Author ORCID Identifier

https://orcid.org/0000-0002-0399-4181

Date Available

8-1-2022

Year of Publication

2022

Degree Name

Doctor of Philosophy (PhD)

Document Type

Doctoral Dissertation

College

Arts and Sciences

Department/School/Program

Gender and Women's Studies

First Advisor

Dr. M. Cristina Alcalde

Second Advisor

Dr. Srimati Basu

Abstract

In contemporary China, demographers estimate that 30 million men are single because there are simply not enough women in the Chinese population, and the 2020 Chinese census shows that there are 34.9 million more men than women. These men are called guanggun, which can be directly translated to “bare sticks/branches,” a slur that indicates a lack of marriage and sex. In this project, I demonstrate that guanggun’s singlehood marks them as the marginalized at the intersection of heteronormativity, patriarchy, globalizing capitalism, and pronatalist governmentality. In a highly heteronormative and patrilineal culture, guanggun are branded as abnormal/incomplete. However, because most guanggun are poor men from rural China—the bottom of hierarchical masculinities in contemporary China, they can hardly find a wife with the severe female shortage and growing social inequalities. Meanwhile, the Chinese government also reinforces the existing heteronormative culture with increasingly pronatalist and pro-marriage policies. Under this pressure, many guanggun and their parents resort to desperate, sometimes even illegal, measures to acquire a wife, such as trafficking women domestically and internationally, which reproduces the vicious cycle of gender-based violence. Building on the feminist and queer critiques of heteronormativity, I argue that guanggun’s struggles in life are not from their singlehood but from complicated, debilitating social structures that hinder guanggun from forming non-heteronormative, alternative relationality.

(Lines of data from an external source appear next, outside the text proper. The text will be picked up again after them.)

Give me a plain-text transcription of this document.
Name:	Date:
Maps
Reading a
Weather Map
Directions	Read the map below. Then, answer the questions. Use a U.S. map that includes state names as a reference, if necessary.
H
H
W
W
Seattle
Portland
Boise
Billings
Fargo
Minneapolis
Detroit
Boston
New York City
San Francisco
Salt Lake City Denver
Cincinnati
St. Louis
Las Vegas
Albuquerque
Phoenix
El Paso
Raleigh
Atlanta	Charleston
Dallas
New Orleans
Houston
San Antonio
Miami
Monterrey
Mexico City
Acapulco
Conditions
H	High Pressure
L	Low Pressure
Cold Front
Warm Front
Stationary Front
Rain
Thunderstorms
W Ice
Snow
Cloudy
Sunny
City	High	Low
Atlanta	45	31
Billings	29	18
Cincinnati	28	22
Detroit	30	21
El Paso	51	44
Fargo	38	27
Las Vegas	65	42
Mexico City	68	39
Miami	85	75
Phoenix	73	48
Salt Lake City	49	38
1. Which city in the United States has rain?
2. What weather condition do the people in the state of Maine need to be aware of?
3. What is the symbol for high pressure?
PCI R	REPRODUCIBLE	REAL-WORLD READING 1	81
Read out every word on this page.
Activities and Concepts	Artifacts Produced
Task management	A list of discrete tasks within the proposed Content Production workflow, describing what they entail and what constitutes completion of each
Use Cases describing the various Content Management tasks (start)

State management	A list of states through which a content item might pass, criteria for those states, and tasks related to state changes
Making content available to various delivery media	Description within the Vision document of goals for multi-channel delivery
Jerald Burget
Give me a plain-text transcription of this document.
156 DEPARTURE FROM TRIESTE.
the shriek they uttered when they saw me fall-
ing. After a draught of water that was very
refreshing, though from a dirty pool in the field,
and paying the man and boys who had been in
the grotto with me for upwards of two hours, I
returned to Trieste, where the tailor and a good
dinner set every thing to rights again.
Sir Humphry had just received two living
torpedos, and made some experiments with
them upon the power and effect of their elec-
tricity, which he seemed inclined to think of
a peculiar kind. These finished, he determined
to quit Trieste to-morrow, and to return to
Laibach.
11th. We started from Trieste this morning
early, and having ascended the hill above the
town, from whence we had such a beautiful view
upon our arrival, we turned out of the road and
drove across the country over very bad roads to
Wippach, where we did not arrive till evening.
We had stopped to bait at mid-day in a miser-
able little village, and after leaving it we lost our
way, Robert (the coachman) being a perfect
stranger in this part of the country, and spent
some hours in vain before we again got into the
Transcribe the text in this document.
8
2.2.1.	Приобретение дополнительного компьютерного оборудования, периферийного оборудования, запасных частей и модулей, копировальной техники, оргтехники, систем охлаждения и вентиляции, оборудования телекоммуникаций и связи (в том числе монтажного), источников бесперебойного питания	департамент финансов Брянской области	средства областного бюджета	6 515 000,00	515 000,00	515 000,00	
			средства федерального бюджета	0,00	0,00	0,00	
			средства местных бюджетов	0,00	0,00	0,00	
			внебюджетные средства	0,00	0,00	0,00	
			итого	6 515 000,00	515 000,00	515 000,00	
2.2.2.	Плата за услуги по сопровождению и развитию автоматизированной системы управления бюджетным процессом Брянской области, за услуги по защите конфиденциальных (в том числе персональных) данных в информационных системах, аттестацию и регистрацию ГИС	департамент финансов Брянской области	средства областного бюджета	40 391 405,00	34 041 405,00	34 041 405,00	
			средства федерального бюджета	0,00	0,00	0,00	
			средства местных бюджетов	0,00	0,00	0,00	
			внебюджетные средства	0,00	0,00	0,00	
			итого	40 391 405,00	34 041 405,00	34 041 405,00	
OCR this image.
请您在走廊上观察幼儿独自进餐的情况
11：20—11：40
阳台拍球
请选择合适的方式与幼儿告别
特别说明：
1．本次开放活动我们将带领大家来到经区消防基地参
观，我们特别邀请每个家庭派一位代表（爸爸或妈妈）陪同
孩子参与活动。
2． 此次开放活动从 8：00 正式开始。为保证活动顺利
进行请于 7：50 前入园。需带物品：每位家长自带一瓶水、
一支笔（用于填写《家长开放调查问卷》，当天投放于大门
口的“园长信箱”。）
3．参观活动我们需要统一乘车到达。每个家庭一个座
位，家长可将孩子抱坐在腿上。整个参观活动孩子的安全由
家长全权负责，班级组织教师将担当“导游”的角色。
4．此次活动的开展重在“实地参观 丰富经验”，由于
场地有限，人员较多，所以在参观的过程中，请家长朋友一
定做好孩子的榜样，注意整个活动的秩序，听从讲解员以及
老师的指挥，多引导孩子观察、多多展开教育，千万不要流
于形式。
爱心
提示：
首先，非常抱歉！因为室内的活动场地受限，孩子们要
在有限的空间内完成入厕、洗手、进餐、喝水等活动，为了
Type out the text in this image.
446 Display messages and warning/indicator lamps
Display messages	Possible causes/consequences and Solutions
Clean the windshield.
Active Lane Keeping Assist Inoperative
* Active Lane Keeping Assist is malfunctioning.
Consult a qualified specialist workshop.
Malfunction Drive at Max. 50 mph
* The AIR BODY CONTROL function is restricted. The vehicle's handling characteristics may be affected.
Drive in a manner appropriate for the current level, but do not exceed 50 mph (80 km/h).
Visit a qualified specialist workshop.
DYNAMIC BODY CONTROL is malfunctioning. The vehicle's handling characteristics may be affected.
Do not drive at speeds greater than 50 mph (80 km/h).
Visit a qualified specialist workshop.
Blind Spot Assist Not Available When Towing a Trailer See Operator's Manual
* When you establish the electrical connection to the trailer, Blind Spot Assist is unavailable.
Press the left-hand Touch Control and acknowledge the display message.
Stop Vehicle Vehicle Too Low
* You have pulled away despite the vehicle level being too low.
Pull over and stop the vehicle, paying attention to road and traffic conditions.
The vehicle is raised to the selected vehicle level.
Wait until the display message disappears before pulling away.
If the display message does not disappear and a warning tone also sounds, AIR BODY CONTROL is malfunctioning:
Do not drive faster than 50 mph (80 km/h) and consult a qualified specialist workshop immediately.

By listening to guanggun’s lived experiences, I believe we can learn crucial lessons about heteronormativity and how to form alternative, meaningful connections. Far from the stereotypical representation of guanggun in mainstream Culture, my fieldwork shows the ambiguous—distressful yet resilient—lifeworld of guanggun. On the one hand, many guanggun reinforce patriarchal heteronormativity by clinging onto binary, rigid gender ideologies, which further push them into social isolation. On the other hand, some guanggun manage to resist heteronormativity and social injustice by forming rich, atypical relationships with humans, non-human beings, and objects outside of heteronormative marriage. Their queer, abundant desires and connections generate revolutionary potential to challenge existing gender norms, biopolitics, capitalist exploitation, and most importantly, heteronormativity at both micro and macro levels.